Overall, my daily sum of 20 Indicators remained +2 (a positive number is bullish; negatives are bearish) while the 10-day smoothed version that negates the daily fluctuations remained -6. (These numbers sometimes change after I post the blog based on data that comes in late.) Most of these indicators are short-term.
 
How long do I hang on before cutting some stock holdings? Bollinger bands and RSI will probably signal the top if other indicators remain negative.
 
TOP / BOTTOM INDICATOR SCALE OF 1 TO 10 (Zero is a neutral reading.)
Today’s Reading: -3      
Most Recent Day with a value other than Zero: -3 on 29 July (The S&P 500 was too far ahead of its 200-day average w/sentiment, top-indicator; the S&P 500 is stretched relative to breadth; the Money Trend Indicator is stretched relative to the S&P 500.)
(1) +10 Max Bullish / -10 Max Bearish)
(2) -4 or below is a Sell sign. +4 or better is a Buy Sign.
 
MOMENTUM ANALYSIS:
TODAY’S RANKING OF  15 ETFs (Ranked Daily)
 
The top ranked ETF receives 100%. The rest are then ranked based on their momentum relative to the leading ETF.  While momentum isn’t stock performance per se, momentum is closely related to stock performance. For example, over the 4-months from Oct thru mid-February 2016, the number 1 ranked Financials (XLF) outperformed the S&P 500 by nearly 20%. In 2017 Technology (XLK) was ranked in the top 3 Momentum Plays for 52% of all trading days in 2017 (if I counted correctly.) XLK was up 35% on the year while the S&P 500 was up 18%.
*For additional background on the ETF ranking system see NTSM Page at…
 
TODAY’S RANKING OF THE DOW 30 STOCKS (Ranked Daily)
The top ranked stock receives 100%. The rest are then ranked based on their momentum relative to the leading stock.
*I rank the Dow 30 similarly to the ETF ranking system. For more details, see NTSM Page at…
 
MONDAY MARKET INTERNALS (NYSE DATA)
Market Internals remained NEUTRAL on the market.

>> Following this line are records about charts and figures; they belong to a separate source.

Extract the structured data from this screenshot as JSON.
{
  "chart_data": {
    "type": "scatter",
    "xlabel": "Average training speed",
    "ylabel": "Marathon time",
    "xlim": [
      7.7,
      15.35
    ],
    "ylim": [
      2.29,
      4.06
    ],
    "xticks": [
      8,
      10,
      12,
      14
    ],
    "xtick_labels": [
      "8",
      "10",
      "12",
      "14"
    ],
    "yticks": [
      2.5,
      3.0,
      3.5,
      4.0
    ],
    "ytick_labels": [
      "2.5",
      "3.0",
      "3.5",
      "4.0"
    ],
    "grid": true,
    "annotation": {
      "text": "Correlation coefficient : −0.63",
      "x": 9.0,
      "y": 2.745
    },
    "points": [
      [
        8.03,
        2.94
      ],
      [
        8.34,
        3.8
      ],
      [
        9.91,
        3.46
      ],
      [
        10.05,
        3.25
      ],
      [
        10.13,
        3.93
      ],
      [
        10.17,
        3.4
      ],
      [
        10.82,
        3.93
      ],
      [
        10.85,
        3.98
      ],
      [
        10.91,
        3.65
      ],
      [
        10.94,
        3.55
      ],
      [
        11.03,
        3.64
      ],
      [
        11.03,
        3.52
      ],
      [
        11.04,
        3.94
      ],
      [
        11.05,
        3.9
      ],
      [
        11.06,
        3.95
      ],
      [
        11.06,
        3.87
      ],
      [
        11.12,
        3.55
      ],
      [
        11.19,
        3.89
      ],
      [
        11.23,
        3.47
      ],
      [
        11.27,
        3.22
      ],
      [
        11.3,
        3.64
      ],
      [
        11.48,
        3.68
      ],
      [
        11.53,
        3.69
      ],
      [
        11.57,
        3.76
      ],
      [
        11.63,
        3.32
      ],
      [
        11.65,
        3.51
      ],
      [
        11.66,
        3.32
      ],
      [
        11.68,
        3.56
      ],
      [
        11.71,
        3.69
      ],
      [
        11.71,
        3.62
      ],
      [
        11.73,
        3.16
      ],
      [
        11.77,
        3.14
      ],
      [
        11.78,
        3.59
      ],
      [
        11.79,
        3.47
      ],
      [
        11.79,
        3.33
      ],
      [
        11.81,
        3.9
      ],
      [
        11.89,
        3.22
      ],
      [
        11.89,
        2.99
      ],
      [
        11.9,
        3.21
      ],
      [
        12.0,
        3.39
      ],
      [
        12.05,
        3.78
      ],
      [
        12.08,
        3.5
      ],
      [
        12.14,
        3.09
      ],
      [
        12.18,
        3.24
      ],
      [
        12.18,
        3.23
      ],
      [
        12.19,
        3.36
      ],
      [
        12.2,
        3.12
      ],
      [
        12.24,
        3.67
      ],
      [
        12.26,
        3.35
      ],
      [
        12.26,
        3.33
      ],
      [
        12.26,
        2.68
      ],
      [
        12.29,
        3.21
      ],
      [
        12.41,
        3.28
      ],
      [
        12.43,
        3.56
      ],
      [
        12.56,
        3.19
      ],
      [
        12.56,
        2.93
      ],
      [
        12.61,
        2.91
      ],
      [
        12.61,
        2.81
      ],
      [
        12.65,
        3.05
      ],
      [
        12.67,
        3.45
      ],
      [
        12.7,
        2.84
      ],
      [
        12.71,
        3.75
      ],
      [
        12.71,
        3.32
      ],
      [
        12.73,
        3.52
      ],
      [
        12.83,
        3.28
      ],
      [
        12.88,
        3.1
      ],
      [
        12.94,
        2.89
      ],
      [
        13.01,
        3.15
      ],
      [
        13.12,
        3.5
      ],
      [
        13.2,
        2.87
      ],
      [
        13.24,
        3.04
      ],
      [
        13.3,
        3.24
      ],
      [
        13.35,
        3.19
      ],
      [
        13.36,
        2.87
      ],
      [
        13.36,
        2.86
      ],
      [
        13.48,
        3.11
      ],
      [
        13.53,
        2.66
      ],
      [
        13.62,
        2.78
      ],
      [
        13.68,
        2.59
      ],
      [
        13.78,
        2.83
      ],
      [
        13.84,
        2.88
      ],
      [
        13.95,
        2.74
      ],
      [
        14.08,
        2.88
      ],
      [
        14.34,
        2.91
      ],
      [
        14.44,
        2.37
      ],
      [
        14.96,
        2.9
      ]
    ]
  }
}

Market Internals are a decent trend-following analysis of current market action but should not be used alone for short term trading. They are usually right, but they are often late.  They are most useful when they diverge from the Index.  In 2014, using these internals alone would have made a 9% return vs. 13% for the S&P 500 (in on Positive, out on Negative – no shorting).
 
Using the Short-term indicator in 2018 in SPY would have made a 5% gain instead of a 6% loss for buy-and-hold. The methodology was Buy on a POSITIVE indication and Sell on a NEGATIVE indication and stay out until the next POSITIVE indication. The back-test included 13-buys and 13-sells, or a trade every 2-weeks on average.  
 
My current stock allocation is about 55% invested in stocks as of 4 June 2019. This is based on the improved indicators 3 June and my recommendation to increase stock holdings if we saw strong buying on 4 June. As a retiree, I am conservatively positioned with a balanced portfolio.  You may be comfortable with a higher % invested in stocks – that’s OK.
 
INTERMEDIATE / LONG-TERM INDICATOR
Monday, the PRICE and VIX indicators were positive; the SENTIMENT and VOLUME indicators were neutral. Overall, the Long-Term Indicator is BUY. The indicator is designed to signal Buy after a bottom.  At this point, it just means that conditions have been bullish; I think they may be too bullish and a decline is likely to be coming.